The small protest was held near the home of United Torah Judaism MK Moshe Gafni, a top coalition leader, as part of ongoing demonstrations against the right-religious coalition’s plans to radically overhaul the judicial system.
The demonstrators waved Israeli flags, held signs and played drums, while some of the counter-protesters had a banner that read, “leftists are traitors.”
“The left has left Judaism,” they chanted.
Eggs, fireworks and other objects were hurled at some of the protesters.
Police said a suspect was arrested for macing an officer, who was treated at the scene.
Video appeared to show an ultra-Orthodox man pepper spraying the policeman, who was dressed in civilian clothes, after scuffling with him.
מה שתראו בבני ברק לא תראו בתל אביב.
יש עמי אשד אחד לבני ברק ועמי אשד אחר לתל אביב. pic.twitter.com/ScgKC9w93J
— אריאל אלחרר (@ariel_elharar_) March 14, 2023
A number of roads in the area were closed as a result of the protest, after which a group of counter-demonstrators blocked nearby Route 4, a major highway.
According to police, the group, which number around 200, threw trash cans and other objects onto the road, before officers cleared them away.
“The meager turnout for the demonstration tonight across from my house proves that the protest organizers have lost the battle,” Gafni wrote on Twitter. “Even their side is repulsed by the incitement and disruption to the lives of millions of Israeli citizens.”

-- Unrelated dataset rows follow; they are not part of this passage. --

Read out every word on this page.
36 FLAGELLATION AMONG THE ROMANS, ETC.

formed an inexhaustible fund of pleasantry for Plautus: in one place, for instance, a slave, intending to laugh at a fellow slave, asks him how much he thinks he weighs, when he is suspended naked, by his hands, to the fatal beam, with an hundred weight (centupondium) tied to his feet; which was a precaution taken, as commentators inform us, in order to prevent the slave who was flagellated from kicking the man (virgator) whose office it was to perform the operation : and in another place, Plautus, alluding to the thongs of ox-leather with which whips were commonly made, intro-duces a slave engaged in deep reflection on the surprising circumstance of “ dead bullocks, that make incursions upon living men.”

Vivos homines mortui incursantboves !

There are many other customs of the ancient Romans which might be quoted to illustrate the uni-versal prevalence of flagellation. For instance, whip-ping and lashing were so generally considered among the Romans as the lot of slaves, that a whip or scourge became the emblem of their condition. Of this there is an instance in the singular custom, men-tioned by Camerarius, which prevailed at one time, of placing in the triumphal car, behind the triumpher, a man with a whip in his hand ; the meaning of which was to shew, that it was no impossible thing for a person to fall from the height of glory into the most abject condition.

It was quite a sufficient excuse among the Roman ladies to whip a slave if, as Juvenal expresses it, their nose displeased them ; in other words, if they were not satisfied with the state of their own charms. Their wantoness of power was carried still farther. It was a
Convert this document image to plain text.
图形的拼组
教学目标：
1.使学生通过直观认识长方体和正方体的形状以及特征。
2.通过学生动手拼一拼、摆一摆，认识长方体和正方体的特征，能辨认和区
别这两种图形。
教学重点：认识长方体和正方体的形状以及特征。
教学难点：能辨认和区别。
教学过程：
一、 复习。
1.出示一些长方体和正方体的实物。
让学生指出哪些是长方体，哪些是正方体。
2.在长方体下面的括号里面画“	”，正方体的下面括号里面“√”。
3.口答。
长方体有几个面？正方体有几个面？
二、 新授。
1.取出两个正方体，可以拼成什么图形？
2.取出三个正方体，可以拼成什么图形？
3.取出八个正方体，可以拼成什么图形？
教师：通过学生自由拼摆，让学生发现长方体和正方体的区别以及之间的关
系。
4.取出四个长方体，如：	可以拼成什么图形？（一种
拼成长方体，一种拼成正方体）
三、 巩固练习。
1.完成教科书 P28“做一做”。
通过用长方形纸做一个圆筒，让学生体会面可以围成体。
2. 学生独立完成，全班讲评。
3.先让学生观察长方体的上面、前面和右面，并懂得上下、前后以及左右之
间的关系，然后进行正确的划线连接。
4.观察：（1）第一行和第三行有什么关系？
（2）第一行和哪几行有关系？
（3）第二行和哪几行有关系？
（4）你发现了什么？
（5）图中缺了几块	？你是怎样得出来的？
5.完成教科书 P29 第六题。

The protest appeared to be the first at the home of a lawmaker from United Torah Judaism or the fellow ultra-Orthodox Shas party. Opponents of the overhaul have been holding demonstrations outside the homes of lawmakers in Prime Minister Benjamin Netanyahu’s Likud party, including Tuesday night, when several hundred rallied near MK Yuli Edelstein’s house in Herzliya.
The protests have swelled in the 10 weeks as the government has moved forward with legislation to increase political power at the expense of the judiciary, with hundreds of thousands of Israelis taking to the streets on succeeding Saturdays to demonstrate under the banner of protecting Israeli democracy.
The coalition has brushed off ever-multiplying warnings by economists, jurists, diplomats and top former security officials of potentially dire consequences for Israel’s social cohesion, security, world standing and economy.
Proponents of the proposed changes argue they “correct” the balance of power between elected officials and an activist judiciary. Critics and growing mass protest movements decry the move as stripping judicial independence and eroding democracy, leaving almost all power in the hands of the elected political majority.